# Tumbling ACLs



## acls (Mar 16, 2006)

I was wondering if there is a way to tumble an ACL bottle without doing any damage to the ACL label?  Also, is it possible to tumble only the inside portion of the bottle?


----------



## capsoda (Mar 16, 2006)

Tumble the inside ,yes. Save the label while tumbling the out side, risky at best. Just put the tumbling mixture in the bottle as you normaly would and don.t put anything in the canister.


----------



## acls (Mar 16, 2006)

Thanks for your reply Warren.  I know very little about tumbling bottles. I only collect ACLs, and have some bottles that would look a whole lot nicer if I could remove the cloudiness and etching on the insides of the bottle.


----------



## capsoda (Mar 16, 2006)

Try some BBs and lime-away or CLR and a cork. Put in a little lime-away or CLR and the BBs then cork it.Swirl the BBs around the in bottle.

 It works pretty good but takes a bit of effort.


----------



## Bottle tumbler (Mar 17, 2006)

I have found that most, but not all of the acls need a tumble to get the stain from the inside, out of the bottle, like caps said, just fill the inside with copper and oxide and let her rip

 rick


----------



## acls (Mar 17, 2006)

Warren and Rick,...just to make sure I understand this.....this kind of light tumbling can be done by hand and not a machine?  If so how long do I need to swirl the BBs?
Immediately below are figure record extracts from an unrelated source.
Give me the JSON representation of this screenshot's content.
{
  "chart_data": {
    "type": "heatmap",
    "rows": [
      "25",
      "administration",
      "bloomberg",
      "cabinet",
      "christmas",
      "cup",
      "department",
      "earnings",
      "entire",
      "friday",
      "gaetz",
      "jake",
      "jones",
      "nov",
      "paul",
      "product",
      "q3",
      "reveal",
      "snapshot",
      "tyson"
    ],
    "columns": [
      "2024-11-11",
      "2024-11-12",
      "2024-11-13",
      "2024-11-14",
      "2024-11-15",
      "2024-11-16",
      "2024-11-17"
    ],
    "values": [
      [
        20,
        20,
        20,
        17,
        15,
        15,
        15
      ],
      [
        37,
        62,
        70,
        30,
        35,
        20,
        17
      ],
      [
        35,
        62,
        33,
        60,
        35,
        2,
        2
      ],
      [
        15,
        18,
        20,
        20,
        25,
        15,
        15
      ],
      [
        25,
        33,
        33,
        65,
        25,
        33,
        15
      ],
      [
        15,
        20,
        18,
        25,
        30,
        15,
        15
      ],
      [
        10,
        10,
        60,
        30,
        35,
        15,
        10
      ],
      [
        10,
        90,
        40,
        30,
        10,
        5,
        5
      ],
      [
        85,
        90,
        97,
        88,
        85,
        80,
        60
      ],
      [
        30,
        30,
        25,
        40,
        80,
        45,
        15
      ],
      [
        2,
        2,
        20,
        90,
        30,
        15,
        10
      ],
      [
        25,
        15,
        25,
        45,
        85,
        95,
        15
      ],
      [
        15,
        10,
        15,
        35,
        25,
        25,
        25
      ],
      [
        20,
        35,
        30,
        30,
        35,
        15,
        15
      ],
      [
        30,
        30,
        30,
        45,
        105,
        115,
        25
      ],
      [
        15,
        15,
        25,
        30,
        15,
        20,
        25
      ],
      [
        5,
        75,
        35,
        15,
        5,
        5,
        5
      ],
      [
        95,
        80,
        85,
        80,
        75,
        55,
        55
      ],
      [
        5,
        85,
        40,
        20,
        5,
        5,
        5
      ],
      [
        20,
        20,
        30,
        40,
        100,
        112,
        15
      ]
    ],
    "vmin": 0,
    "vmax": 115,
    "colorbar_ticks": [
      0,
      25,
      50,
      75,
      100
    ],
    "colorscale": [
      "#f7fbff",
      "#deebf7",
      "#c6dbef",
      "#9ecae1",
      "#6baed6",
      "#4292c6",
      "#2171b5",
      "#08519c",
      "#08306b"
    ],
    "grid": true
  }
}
 By the way Rick, I checked out your bottle tumbling site.  I must say I was impressed with your results.  Cleaning old botles by tumbling looks like a lot of fun.


----------



## capsoda (Mar 17, 2006)

Depending on how bad the stain is it could take a while. Sit in front of the tv and swirl for a while, empty, rinse, check and swirl some more if necessary. There is no real formula when doing it by hand.


----------



## acls (Mar 17, 2006)

Thanks Warren.  I thought this might be a T.V. task.  All I need now are some BBs and a good show.


----------



## acls (Mar 20, 2006)

I went to WalMart to buy some BBs.  They didn't have any copper BBs, but they did have some zinc ones. Will these work?


----------



## capsoda (Mar 20, 2006)

Zink may silver the inside of your bottle. I would try it on a test {worthless} bottle first.


----------